Your use case is not a usual one, since you have the same implementation multiple times (as transient) in the same list and need to fill it with different implementations of the IChannel
interface.
I can't look into your design, but how you're registering the types right now makes sense. You register a dynamic IEnumerable that calls back upon the container upon iteration.

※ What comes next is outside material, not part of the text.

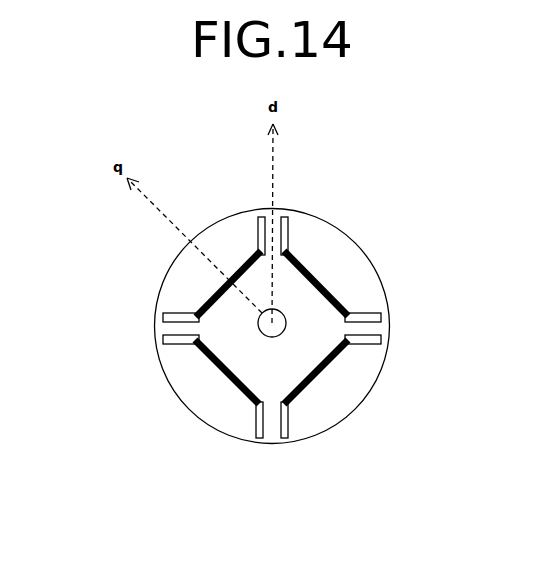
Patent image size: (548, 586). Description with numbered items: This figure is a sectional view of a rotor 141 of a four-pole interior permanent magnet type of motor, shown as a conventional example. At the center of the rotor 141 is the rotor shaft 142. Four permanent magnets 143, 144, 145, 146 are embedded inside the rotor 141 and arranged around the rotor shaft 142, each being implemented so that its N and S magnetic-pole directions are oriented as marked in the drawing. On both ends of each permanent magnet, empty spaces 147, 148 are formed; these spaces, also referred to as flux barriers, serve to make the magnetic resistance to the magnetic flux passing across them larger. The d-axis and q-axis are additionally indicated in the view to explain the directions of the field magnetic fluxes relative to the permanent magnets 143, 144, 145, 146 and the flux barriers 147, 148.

It's nice to see that you're using one of the newer features of Simple Injector to get items by their index using ElementAt
which is an O(1) operation, since the returned collection implements IList<T>
.
You could do the following to make the code more readable:
private IEnumerable<IService> GetAllServices(Container container) {
var channels = container.GetAllInstances<IChannel>();
yield return new ServicePiGreek(channels.ElementAt(0));
yield return new ServicePiGreek(channels.ElementAt(1));
yield return new ServiceEuler(channels.ElementAt(0));
}
Or when the IService
implementations can be singleton, you would be able to do the following:
var container = new SimpleInjector.Container();
var blueChannel = new Channel(0);
var redChannel = new Channel(1);
container.RegisterAll<IService>(
new ServicePiGreek(blueChannel),
new ServicePiGreek(redChannel),
new ServiceEuler(blueChannel),
);
foreach (var service in container.GetAllInstances<IService>()) {
service.Do();
}
Instead of requesting elements by their index, you could abstract this behind a factory, for instance:
interface IChannelProvider
{
IChannel GetBlueChannel();
IChannel GetRedChannel();
}
But, it depends on your scenario if this works.